Public transport has been around for many decades. The US infrastructure and now lifestyle / culture is not built for it and there's not a great reason to think it's suddenly going to catch on. Self driving cars have real potential in the US to have an environmental impact as well save many thousands of lives each year. I wish you were more excited about this.

[–] [email protected] 15 points 1 year ago (1 children)

Well, we're not. There's a reason you don't see New York City jumping to adopt this tech, and it's because they bothered to invest in a public transit system that makes cars obsolete for a lot of people. If we got decent public transit in more cities combined with an actually functional high speed rail system in this country, you'd see cars become obsolete for a whole lot more people.

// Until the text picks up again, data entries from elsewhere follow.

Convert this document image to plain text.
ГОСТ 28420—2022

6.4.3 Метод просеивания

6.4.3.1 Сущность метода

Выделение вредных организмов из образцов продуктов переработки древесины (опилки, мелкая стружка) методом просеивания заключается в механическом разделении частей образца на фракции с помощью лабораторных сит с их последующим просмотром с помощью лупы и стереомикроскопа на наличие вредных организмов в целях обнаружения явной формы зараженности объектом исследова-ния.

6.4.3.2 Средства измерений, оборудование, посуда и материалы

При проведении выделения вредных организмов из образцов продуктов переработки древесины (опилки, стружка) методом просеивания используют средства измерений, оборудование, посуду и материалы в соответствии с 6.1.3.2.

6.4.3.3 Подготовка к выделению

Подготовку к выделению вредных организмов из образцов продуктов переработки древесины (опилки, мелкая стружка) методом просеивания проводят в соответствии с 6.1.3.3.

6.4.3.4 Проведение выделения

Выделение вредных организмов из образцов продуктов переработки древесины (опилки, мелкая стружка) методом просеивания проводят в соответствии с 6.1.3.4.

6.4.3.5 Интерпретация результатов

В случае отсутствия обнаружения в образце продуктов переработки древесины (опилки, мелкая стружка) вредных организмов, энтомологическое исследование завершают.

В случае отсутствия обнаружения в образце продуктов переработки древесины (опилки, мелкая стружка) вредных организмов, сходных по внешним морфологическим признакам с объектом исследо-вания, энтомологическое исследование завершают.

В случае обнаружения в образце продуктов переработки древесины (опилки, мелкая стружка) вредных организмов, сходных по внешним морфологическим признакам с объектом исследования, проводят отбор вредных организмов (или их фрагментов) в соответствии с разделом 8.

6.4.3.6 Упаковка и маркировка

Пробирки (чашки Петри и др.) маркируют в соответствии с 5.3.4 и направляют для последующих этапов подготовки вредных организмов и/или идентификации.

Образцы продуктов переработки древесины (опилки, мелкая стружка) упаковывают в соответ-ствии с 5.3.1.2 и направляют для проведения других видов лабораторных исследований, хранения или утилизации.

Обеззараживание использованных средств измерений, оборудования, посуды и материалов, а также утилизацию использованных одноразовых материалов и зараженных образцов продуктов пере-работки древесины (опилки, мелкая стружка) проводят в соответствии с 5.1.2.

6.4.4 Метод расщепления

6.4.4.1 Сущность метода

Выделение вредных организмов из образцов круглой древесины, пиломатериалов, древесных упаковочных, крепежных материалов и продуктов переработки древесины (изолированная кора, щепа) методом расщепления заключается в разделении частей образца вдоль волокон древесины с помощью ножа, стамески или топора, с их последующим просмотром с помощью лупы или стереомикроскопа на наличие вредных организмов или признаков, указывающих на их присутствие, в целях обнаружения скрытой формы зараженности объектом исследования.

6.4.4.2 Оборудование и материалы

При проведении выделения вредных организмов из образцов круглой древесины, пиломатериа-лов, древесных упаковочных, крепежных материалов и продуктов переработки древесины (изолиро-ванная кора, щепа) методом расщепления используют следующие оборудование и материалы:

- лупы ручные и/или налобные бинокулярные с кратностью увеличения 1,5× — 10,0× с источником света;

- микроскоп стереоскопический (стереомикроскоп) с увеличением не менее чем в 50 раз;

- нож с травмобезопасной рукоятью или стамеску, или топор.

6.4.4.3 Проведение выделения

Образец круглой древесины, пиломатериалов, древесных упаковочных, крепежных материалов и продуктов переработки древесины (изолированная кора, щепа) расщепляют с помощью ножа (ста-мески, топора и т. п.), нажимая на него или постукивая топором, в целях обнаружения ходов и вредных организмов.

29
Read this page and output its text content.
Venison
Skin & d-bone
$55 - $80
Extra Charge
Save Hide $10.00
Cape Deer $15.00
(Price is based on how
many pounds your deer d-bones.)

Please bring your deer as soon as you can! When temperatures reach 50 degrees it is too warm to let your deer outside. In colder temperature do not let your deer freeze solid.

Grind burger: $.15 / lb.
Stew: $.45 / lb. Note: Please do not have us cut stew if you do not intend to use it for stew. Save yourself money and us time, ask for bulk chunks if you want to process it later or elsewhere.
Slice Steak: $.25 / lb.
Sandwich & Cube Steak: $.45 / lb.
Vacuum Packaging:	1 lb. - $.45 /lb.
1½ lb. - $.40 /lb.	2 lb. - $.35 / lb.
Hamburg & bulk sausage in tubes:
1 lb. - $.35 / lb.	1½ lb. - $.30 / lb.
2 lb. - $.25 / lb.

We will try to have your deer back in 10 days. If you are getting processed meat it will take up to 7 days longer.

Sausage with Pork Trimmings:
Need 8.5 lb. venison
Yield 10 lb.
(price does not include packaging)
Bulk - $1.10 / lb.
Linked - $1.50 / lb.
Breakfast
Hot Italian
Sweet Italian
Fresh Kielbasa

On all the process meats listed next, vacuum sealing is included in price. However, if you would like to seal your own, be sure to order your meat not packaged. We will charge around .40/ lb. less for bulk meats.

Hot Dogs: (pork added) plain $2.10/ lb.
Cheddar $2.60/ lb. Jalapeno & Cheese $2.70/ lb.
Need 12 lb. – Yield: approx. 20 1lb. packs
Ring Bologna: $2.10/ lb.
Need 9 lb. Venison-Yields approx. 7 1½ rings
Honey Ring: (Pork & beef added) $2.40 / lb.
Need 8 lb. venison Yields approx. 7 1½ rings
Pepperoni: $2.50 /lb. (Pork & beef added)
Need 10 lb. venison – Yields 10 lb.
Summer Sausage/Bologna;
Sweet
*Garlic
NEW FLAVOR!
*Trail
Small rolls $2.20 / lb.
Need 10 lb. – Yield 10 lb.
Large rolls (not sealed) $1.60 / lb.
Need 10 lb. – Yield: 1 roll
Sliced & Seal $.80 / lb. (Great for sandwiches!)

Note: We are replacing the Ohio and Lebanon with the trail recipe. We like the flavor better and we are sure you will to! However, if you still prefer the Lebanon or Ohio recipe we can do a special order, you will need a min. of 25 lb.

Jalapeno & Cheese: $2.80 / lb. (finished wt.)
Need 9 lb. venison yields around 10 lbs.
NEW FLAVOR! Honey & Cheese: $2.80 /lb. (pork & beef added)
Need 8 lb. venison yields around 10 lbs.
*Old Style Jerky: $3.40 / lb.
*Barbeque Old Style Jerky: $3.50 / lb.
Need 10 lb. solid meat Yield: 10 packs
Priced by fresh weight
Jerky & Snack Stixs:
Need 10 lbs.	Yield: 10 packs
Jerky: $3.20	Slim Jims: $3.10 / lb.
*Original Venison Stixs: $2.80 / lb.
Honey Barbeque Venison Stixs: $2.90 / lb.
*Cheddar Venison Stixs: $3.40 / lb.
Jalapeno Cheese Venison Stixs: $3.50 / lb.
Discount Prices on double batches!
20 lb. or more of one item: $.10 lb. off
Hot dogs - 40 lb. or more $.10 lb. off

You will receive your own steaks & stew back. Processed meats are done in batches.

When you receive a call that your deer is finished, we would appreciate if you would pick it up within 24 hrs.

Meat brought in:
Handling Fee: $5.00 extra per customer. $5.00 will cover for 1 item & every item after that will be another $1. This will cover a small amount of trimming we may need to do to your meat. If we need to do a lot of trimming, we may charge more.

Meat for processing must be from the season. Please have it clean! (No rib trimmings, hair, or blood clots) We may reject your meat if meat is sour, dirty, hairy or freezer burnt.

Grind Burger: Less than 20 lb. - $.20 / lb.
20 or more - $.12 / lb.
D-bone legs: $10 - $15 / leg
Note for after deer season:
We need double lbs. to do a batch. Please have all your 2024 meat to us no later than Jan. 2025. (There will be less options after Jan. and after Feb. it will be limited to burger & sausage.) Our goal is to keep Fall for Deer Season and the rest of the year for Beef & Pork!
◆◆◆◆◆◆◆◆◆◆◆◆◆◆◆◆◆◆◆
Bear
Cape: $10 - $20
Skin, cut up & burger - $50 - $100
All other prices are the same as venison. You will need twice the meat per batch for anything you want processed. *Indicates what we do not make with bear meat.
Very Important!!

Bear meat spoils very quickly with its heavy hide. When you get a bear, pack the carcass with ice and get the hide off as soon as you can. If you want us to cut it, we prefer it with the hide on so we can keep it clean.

This "lifestyle/culture" developed out of sheer necessity given the geographic size of this country and the complete failure to invest in mass transit. It can and must be changed, if we want our future to be viable at all.

[–] Imgonnatrythis 2 points 1 year ago

Your argument has been around for decades. This already could have been and "should" have been done. There's no cultural or tech change Now that's going to spur it all the sudden. This is like complaining about gun control. Of course it makes sense and would be better for US - that's blatantly obvious, but to kid yourself into thinking that therenis momentum for such a change is foolish. Self driving cars offer a real chance for change. Embrace.

[–] [email protected] 4 points 1 year ago (1 children)

While it is exciting, I can see both sides of the argument here. The infrastructure here in the US is built around cars so it would be much less effort to automate the existing infrastructure. On the other hand, things could be so much more efficient if we focused on trains and other public transport that excels at transporting a large amount of people. But that would take so much more effort and money to update the infrastructure.

[–] Imgonnatrythis 2 points 1 year ago

Why not do both? They aren't mutually exclusive. I feel strongly for reasons I've outlined that one has much more potential than another, but I'm not anti public transport. I think we need to invest heavily though where the most potential lies.